The Crucible is a book about the salem witch trials, in which many people were hung. Abagail Williams and some of her friends were dancing and running around naked in the woods one night, trying to conjure up spirits from the dead when Reverend Parris saw them and suspected them of witchcraft. Word got around salem about the "witchcraft" incident and people started to blame others so they wouldn't be blamed themselves. Trials were held and in counr judge Danforth found out that John Proctor and Abagail Williams have had sexual relations in the past. They bring John's wife Elizabeth into court, and don't let her speak to her husband or Abby, so she does not that he had already confessed to being an adultist. Elizabeth tells judge Danforth that she did not know that John has had sexual relations with Abby, so they arrested Elizabeth and John.
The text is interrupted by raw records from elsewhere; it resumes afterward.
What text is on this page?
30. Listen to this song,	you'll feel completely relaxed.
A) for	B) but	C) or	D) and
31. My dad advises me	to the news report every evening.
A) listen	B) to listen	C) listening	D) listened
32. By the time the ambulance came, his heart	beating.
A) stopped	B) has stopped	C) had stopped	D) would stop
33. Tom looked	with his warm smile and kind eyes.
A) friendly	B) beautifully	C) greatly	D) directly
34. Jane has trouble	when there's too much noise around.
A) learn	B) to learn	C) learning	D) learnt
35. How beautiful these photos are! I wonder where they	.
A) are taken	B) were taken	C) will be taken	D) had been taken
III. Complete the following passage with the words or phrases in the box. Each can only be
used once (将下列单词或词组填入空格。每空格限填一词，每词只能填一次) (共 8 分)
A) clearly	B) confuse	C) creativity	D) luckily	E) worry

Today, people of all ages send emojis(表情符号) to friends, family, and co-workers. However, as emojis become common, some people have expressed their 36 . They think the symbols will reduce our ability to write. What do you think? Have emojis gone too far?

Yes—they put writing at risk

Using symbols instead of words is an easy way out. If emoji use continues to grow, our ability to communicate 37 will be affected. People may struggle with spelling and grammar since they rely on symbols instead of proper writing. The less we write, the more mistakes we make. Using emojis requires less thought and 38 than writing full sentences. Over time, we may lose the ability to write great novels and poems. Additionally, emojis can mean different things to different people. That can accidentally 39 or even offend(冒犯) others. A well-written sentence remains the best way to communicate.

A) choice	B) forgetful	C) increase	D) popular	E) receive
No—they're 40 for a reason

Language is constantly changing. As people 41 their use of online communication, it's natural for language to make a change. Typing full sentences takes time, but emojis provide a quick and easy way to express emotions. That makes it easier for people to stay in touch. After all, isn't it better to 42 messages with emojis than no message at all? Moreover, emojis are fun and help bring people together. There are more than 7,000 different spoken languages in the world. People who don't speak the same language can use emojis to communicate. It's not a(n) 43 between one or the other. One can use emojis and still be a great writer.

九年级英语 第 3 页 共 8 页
The Crucible is set in a theocratic society, in which the church and the state are one, and the religion is a strict, hard form of Protestantism known as Puritanism. Because of the theocratic nature of the society, moral laws and state laws are one and the same. Sin and the status of an individual’s soul are matters of public concern. There is no room for deviation from the society, since any individual whose private life doesn’t conform to the established moral laws represents a threat not only to the public good but also to the rule of God and true religion. In Salem, everything and everyone belongs to either God or the devil.